Last week, President Obama nominated Goodwin Liu to a seat on the Ninth Circuit Court of Appeals and immediately Ed Whelan of the Ethics and Public Policy Center started attacked Liu through a series of Bench Memos posts, accusing him of engaging in “demagogic testimony against Justice Alito’s confirmation” and adhering “the living-constitutionalist gimmick that judges can redefine the Constitution to mean whatever they want it to mean.”

That was followed by a post claiming that the American Bar Association’s rating of Liu as “well qualified” was “a joke” before Whelan got around to critiquing things like Liu’s law-review articles and his views on issues like marriage equality and the death penalty.

Given the Liu was just nominated last week, the “Stop Liu” effort hasn’t really had a chance to get underway, but you can rest assured that once it does, it will be relying heavily on Whelan’s work in laying out the case for opposing his nomination, as you can see by this post by Bruce Hausknecht on Focus on the Family’s blog which consists almost entirely of links to Whelan’s Bench Memos posts:

Prof. Liu would be a perfect fit for the 9th Circuit

That is, if you’d like to continue the 9th Circuit’s reputation as the most bizarro, most liberal, most reversed appeals court in the federal system.

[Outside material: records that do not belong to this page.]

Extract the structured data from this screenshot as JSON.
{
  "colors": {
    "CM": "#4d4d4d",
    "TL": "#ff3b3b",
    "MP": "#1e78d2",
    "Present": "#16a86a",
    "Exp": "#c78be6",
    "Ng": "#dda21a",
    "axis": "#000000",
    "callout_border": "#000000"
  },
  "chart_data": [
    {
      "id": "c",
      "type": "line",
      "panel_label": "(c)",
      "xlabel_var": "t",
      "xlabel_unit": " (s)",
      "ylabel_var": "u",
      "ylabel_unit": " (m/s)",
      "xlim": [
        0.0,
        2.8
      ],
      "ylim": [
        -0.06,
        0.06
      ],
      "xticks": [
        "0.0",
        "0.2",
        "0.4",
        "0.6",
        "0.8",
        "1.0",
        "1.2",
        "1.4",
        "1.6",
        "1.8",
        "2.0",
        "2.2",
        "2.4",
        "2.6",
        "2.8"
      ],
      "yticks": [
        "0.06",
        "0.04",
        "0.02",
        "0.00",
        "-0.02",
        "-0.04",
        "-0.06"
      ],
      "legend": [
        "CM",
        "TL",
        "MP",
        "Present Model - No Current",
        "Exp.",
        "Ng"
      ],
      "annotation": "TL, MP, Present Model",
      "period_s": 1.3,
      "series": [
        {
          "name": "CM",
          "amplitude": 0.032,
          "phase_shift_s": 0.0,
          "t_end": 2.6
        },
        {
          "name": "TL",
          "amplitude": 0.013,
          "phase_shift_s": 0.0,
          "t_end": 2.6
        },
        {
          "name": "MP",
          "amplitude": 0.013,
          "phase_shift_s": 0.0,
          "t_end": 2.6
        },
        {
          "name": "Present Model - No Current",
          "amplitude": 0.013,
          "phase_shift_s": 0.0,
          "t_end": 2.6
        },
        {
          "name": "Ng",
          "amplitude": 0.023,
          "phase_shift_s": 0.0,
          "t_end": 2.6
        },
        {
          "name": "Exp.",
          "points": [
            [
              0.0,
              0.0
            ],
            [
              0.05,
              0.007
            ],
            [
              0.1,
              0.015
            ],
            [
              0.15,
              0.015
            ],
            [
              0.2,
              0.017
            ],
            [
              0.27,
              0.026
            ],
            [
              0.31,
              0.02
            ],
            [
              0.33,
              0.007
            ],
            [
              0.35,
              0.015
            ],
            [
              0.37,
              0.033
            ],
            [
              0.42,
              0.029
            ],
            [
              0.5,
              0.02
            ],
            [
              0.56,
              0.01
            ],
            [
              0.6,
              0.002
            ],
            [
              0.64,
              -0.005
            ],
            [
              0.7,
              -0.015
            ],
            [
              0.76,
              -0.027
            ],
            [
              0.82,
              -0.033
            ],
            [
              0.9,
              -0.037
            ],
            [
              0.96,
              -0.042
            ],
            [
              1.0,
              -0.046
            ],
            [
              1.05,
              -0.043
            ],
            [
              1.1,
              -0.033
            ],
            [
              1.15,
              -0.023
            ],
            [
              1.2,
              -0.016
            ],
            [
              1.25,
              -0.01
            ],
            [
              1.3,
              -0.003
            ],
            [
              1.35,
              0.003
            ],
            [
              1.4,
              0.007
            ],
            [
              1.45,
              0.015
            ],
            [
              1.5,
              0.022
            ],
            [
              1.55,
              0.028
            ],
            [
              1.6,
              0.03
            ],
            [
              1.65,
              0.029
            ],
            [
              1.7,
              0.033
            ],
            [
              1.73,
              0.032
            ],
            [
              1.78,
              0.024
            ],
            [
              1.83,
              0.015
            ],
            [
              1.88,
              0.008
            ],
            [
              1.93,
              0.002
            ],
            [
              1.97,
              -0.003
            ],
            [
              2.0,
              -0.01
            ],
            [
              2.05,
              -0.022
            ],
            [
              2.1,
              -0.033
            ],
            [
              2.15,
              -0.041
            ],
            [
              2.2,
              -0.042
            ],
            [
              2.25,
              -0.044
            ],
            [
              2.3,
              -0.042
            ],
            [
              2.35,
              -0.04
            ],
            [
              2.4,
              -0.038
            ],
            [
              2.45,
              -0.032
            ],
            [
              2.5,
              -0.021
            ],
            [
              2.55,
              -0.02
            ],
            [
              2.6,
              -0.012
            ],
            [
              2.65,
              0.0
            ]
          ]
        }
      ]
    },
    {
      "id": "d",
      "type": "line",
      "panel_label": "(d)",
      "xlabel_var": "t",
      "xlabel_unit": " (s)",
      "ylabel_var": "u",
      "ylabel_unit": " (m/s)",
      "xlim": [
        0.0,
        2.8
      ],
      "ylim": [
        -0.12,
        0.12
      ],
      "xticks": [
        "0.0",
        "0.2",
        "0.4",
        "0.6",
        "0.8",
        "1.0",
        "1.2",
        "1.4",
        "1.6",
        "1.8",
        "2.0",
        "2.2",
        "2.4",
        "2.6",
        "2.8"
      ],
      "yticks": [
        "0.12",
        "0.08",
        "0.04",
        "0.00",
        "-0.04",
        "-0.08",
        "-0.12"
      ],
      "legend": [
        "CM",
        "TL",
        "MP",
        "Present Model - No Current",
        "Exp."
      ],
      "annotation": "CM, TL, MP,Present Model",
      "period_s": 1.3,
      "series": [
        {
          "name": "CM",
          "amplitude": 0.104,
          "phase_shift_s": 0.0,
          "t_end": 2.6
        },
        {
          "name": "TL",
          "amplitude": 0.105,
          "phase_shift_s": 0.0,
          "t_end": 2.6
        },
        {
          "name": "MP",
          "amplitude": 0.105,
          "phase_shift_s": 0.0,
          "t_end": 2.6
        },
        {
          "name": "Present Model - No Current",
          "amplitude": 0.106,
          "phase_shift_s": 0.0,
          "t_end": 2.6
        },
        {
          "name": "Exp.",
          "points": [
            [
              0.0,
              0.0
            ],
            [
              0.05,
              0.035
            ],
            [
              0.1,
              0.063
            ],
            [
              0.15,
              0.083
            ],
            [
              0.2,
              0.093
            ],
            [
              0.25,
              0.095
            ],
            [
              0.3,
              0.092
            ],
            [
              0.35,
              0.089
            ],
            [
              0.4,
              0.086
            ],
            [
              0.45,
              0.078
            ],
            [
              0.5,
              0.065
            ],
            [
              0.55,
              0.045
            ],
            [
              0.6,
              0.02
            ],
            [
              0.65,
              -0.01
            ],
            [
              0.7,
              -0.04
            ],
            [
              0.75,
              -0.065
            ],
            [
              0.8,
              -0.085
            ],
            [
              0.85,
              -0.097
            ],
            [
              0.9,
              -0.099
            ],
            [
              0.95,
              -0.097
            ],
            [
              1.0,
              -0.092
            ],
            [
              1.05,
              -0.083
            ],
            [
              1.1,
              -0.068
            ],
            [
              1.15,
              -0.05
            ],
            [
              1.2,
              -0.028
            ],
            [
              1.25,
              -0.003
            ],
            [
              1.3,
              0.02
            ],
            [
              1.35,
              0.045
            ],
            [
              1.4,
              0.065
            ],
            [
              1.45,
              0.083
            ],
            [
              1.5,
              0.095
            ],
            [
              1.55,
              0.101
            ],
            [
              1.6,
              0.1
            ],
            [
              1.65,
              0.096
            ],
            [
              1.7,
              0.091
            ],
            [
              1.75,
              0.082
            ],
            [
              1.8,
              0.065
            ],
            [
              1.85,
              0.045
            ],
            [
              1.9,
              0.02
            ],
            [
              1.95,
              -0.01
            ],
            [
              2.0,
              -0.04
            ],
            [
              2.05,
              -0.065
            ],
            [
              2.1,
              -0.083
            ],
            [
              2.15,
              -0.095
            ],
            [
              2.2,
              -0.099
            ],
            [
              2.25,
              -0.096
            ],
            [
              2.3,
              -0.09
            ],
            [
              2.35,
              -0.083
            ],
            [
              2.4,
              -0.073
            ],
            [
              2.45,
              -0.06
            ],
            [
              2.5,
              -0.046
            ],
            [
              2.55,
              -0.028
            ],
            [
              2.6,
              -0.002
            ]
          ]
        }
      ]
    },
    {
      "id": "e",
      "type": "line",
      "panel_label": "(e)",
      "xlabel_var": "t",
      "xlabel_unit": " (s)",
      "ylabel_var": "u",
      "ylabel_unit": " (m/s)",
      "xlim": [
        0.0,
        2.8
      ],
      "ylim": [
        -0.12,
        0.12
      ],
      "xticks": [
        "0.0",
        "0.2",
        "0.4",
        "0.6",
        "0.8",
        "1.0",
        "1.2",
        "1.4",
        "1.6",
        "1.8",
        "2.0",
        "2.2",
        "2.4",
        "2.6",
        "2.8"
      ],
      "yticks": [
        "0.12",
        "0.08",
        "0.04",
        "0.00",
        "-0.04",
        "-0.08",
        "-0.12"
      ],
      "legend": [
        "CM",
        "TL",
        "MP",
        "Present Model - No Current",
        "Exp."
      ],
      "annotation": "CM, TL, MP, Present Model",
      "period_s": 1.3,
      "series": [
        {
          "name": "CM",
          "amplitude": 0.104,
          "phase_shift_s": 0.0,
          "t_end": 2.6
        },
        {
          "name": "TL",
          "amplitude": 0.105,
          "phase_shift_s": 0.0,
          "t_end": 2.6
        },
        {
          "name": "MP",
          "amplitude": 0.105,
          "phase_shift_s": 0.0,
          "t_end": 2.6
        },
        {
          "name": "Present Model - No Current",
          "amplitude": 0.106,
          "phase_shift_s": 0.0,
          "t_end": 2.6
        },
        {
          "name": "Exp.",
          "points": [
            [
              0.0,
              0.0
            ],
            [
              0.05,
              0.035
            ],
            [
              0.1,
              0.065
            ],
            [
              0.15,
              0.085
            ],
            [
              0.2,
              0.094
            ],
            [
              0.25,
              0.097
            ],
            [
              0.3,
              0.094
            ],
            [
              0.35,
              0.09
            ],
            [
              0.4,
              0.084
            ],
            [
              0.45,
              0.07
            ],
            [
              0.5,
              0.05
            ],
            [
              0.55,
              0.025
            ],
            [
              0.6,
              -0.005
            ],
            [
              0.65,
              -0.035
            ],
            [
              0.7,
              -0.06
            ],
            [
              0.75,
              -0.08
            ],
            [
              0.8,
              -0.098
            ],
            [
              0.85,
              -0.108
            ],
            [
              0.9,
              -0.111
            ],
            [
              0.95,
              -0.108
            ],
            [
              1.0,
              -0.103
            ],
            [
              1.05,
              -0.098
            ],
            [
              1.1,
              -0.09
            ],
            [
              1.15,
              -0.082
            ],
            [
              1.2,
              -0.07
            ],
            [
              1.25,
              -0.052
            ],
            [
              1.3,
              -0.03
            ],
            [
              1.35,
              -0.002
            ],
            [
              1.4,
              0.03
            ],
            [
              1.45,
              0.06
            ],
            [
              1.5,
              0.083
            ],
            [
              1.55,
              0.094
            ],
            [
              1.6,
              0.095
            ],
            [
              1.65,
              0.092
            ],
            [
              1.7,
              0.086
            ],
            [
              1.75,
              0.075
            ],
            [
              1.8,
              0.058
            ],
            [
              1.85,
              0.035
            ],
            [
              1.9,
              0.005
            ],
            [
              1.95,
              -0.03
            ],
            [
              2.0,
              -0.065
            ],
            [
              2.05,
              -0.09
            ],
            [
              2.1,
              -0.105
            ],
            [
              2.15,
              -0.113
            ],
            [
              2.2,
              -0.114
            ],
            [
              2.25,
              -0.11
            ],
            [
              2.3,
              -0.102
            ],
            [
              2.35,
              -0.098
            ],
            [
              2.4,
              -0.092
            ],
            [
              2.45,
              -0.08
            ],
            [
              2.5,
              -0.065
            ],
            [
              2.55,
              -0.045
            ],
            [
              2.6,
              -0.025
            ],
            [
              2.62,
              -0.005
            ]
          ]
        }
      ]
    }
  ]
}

Liu, a Berkeley law professor, was nominated by President Obama for a vacant seat on the 9th Circuit U.S. Court of Appeals headquartered in San Francisco. An under-qualified but outspoken liberal, he has managed in his short few years out of law school to burnish and publicize his liberal credentials.

He’s a former board member for an exclusive list of far Left organizations: the ACLU of California, the American Constitution Society of Northern California, and the National Women’s Law Center. He managed to get himself invited to Justice Alito’s confirmation hearings to mischaracterize and then demagogue to the Judiciary committee about Alito’s record.

Liu wrote an op-ed criticizing California’s Prop 8 marriage amendment and the seven million citizens who voted for it by labeling it as “the will of a narrow and ultimately temporary majority.”

And last but certainly not least, Liu firmly has stated his belief in the desirability of courts making law from the bench: “What we mean by [constitutional] fidelity is that the Constitution should be interpreted in ways that adapt its principles and its text to the challenges and conditions of our society in every succeeding generation.”

This guy’s confirmation hearings should be interesting.